Vempala states, “This means that if the model can’t tell fact from fiction, it will hallucinate.” He adds, “The problem persists in modern post-training methods for alignment, which are based on evaluation benchmarks that penalize ‘I don’t know’ as much as wrong answers.”
Because LLMs are penalized for admitting uncertainty, they tend to guess rather than acknowledge gaps in their knowledge. Vempala is a co-author of “Why Language Models Hallucinate,” a study released in September by OpenAI and Georgia Tech. The study finds a direct link between an LLM’s rate of hallucination and its rate of misclassifying the validity of responses.
Previous work by Vempala and Adam Kalai of OpenAI showed that hallucinations are mathematically unavoidable for arbitrary facts under current training approaches. Vempala explains, “We’ve been talking about this for about two years. One corollary of our paper is that, for arbitrary facts, despite being trained only on valid data, the hallucination rate is determined by the fraction of missing facts in the training data.”
To illustrate this concept, Vempala uses the example of a Pokémon card collection: familiar cards like Pikachu can be described confidently because they appear often in the collection. Rare cards like Pikachu Libre are harder to recall accurately. The more unique cards there are in a collection—and the more gaps—the higher the likelihood of making mistakes when describing them.
Kalai extends this analogy to LLMs: “Think about country capitals,” he says. “They all appear many times in the training data, so language models don’t tend to hallucinate on those.” In contrast, rare or unique facts—such as pet birthdays—are less represented and more likely to be guessed incorrectly by LLMs.
Vempala cautions against altering pre-training methods too much since they generally produce accurate results.

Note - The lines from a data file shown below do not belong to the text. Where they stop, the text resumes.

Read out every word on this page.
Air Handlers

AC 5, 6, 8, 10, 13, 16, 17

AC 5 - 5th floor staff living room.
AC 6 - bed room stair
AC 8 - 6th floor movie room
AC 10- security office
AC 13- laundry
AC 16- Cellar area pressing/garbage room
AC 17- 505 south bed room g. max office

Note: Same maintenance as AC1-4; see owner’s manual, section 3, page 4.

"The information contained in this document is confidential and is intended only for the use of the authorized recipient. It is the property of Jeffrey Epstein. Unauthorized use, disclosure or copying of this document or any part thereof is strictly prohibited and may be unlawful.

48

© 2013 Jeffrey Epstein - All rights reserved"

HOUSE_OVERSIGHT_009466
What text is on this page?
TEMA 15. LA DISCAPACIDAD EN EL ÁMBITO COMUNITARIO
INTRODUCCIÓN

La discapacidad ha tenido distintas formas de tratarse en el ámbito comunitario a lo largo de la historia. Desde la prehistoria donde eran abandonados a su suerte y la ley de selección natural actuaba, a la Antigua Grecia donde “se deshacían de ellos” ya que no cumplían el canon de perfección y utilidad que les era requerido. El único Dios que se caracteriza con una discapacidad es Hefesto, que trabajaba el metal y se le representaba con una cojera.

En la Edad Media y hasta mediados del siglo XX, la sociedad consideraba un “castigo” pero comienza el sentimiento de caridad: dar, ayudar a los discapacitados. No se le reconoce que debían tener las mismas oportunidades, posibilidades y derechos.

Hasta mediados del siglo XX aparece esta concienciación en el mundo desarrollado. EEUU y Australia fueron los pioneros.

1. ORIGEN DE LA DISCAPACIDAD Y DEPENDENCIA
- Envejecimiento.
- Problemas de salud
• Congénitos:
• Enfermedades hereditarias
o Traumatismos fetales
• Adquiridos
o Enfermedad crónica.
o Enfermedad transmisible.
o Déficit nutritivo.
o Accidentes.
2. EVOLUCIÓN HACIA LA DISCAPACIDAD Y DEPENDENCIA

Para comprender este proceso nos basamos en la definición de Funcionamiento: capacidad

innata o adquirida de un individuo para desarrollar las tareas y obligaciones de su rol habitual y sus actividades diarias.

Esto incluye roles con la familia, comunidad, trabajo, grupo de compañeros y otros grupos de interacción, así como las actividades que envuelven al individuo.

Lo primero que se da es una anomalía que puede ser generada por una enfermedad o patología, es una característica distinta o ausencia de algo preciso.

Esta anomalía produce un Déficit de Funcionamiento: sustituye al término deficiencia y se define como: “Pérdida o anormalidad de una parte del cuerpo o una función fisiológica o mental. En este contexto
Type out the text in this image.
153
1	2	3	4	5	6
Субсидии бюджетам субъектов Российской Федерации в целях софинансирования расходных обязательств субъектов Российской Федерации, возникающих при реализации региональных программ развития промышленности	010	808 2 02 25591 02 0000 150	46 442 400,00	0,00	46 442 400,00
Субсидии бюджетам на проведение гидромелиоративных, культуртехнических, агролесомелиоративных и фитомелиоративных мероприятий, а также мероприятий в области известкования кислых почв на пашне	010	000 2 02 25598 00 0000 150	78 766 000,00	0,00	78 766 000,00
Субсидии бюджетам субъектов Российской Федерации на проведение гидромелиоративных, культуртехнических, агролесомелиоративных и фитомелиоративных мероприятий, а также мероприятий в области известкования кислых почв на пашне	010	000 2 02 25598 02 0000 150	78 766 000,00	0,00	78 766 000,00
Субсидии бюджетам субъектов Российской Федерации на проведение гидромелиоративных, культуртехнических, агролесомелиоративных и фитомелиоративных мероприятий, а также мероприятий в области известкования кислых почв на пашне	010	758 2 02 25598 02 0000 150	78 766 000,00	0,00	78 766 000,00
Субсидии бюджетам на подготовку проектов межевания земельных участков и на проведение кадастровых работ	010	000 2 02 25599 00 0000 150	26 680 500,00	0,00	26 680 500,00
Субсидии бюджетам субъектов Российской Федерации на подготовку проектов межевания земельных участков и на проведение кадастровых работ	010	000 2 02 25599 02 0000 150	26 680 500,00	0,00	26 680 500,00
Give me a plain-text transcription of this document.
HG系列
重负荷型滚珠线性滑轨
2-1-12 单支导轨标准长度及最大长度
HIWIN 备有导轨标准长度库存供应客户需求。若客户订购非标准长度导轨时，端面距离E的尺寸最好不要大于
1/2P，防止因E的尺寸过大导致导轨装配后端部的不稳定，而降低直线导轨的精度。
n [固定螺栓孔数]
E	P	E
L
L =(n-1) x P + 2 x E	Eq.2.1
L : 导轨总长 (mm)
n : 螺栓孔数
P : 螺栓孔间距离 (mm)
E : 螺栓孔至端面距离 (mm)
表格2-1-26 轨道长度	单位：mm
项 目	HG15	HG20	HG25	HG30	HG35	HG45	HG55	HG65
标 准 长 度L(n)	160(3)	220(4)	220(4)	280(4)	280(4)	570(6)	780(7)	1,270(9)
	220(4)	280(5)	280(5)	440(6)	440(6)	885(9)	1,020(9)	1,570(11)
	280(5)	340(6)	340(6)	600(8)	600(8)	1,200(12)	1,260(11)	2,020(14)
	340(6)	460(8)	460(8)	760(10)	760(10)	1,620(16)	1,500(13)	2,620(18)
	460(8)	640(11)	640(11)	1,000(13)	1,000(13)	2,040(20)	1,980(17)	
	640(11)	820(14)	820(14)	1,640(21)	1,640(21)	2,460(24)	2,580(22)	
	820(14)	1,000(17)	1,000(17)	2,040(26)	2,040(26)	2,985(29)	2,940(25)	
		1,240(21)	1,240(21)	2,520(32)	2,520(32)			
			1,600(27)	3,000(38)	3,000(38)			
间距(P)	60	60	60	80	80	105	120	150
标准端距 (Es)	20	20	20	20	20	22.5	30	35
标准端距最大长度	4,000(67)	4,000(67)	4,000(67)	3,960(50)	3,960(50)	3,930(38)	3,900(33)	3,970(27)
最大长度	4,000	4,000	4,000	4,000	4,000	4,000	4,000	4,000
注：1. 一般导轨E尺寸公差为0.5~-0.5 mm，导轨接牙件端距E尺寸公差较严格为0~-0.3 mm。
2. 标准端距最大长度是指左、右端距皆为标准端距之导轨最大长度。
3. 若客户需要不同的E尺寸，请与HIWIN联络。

Instead, he and his co-authors recommend changes to how LLMs are evaluated after training. They suggest placing greater emphasis on accuracy over comprehensiveness and introducing what they call “behavioral calibration.” This would mean LLMs only respond when their confidence exceeds certain thresholds tailored to specific user needs and prompts. Additionally, penalties for responding with “I don’t know” or expressing uncertainty should be reduced.
“We hope our recommendations will lead to more trustworthy AI,” said Vempala. “However, implementing these modifications to how LLMs are currently evaluated will require acceptance and support from AI companies and users.”